Multimodal Masked Autoencoders Learn Transferable Representations (2205.14204v3)

Abstract: Building scalable models to learn from diverse, multimodal data remains an open challenge. For vision-language data, the dominant approaches are based on contrastive learning objectives that train a separate encoder for each modality. While effective, contrastive learning approaches introduce sampling bias depending on the data augmentations used, which can degrade performance on downstream tasks. Moreover, these methods are limited to paired image-text data, and cannot leverage widely-available unpaired data. In this paper, we investigate whether a large multimodal model trained purely via masked token prediction, without using modality-specific encoders or contrastive learning, can learn transferable representations for downstream tasks. We propose a simple and scalable network architecture, the Multimodal Masked Autoencoder (M3AE), which learns a unified encoder for both vision and language data via masked token prediction. We provide an empirical study of M3AE trained on a large-scale image-text dataset, and find that M3AE is able to learn generalizable representations that transfer well to downstream tasks. Surprisingly, we find that M3AE benefits from a higher text mask ratio (50-90%), in contrast to BERT whose standard masking ratio is 15%, due to the joint training of two data modalities. We also provide qualitative analysis showing that the learned representation incorporates meaningful information from both image and language. Lastly, we demonstrate the scalability of M3AE with larger model size and training time, and its flexibility to train on both paired image-text data as well as unpaired data.

Multimodal Masked Autoencoders: A Framework for Transferable Representation Learning

The paper, authored by Geng et al., investigates a novel approach to learning unified visual and linguistic representations through the implementation of Multimodal Masked Autoencoders (M3AE). The framework aims to address the limitations of current multimodal models, predominantly reliant on contrastive learning, which necessitates paired image-text data and separate encoders for each modality. M3AE circumvents these limitations by employing a unified encoder for both modalities trained via masked token prediction.

Architecture and Methodology

The M3AE integrates a simple yet scalable network architecture where image and text data are treated uniformly. The model masks a portion of input tokens and patches before passing the visible elements through a shared encoder. This process leverages the strengths of transformer architectures to facilitate the reconstruction of masked inputs without relying on separate modality-specific encoders or contrastive learning objectives. The empirical investigation reveals substantial flexibility and scalability in executing this approach across mixed datasets containing both paired and unpaired data, an advantage over traditional contrastive methodologies.

Empirical Evaluation

The M3AE was evaluated on the Conceptual Captions dataset (CC12M), demonstrating a superior ability to generalize to downstream tasks when compared to existing models like MAE and CLIP. Specifically, in linear classification tasks on ImageNet, M3AE evidenced robust performance enhancements. Remarkably, the model benefits from a higher text masking rate (50-90%) compared to established norms in LLMs such as BERT, suggesting that increased masking may induce a more integrated understanding across modalities in a multimodal network setting.

Results and Implications

Quantitative metrics reveal that M3AE pre-training leads to a significant performance uplift in image classification and out-of-distribution detection tasks over baseline models. These findings underscore the potential of M3AE in exploiting large-scale multimodal datasets with scalable flexibility, thus unlocking new possibilities for application in domains heavily reliant on visual and textual data coordination, such as visual reasoning and dialog systems.

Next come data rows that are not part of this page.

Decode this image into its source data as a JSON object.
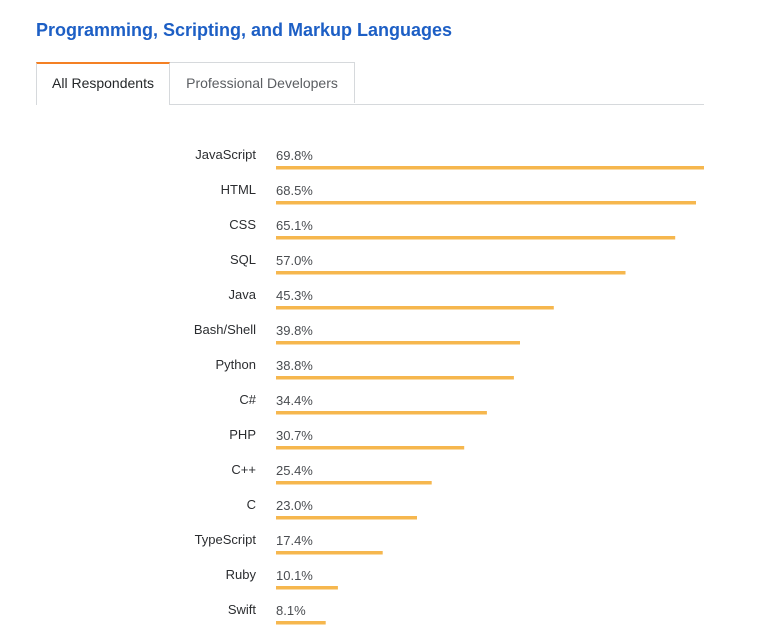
{
  "page": {
    "title": "Programming, Scripting, and Markup Languages"
  },
  "tabs": [
    {
      "label": "All Respondents",
      "active": true
    },
    {
      "label": "Professional Developers",
      "active": false
    }
  ],
  "colors": {
    "title": "#1d5fc5",
    "bar": "#f6b74e",
    "tab_active_accent": "#f48024"
  },
  "chart_data": {
    "type": "bar",
    "orientation": "horizontal",
    "value_suffix": "%",
    "categories": [
      "JavaScript",
      "HTML",
      "CSS",
      "SQL",
      "Java",
      "Bash/Shell",
      "Python",
      "C#",
      "PHP",
      "C++",
      "C",
      "TypeScript",
      "Ruby",
      "Swift"
    ],
    "values": [
      69.8,
      68.5,
      65.1,
      57.0,
      45.3,
      39.8,
      38.8,
      34.4,
      30.7,
      25.4,
      23.0,
      17.4,
      10.1,
      8.1
    ],
    "value_labels": [
      "69.8%",
      "68.5%",
      "65.1%",
      "57.0%",
      "45.3%",
      "39.8%",
      "38.8%",
      "34.4%",
      "30.7%",
      "25.4%",
      "23.0%",
      "17.4%",
      "10.1%",
      "8.1%"
    ],
    "xlim": [
      0,
      69.8
    ]
  }
}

Theoretical Contributions and Future Directions

Theoretically, the paper contributes to a rethinking of multimodal representation learning models. By eliminating dependency on paired modality data and embracing a higher token masking ratio, the authors propose modifications that challenge existing paradigms and open pathways for alternative model architectures that synthesize information from diverse data forms without specialized encoders. Future research could explore the expansion of M3AE applications and its efficiency improvements, especially in light of increasing energy consumption concerns associated with large-scale model training.

Conclusion

In conclusion, M3AE represents an innovative step toward more efficient and adaptable multimodal representation learning, offering practical advantages in alignment with contemporary AI challenges. Future work could delve into optimizing these models to further enhance their efficacy across diverse, real-world applications. The paradigm presented by Geng et al. demonstrates a promising avenue for unifying data modalities, potentially influencing future developments in AI for tasks requiring intricate data integrations.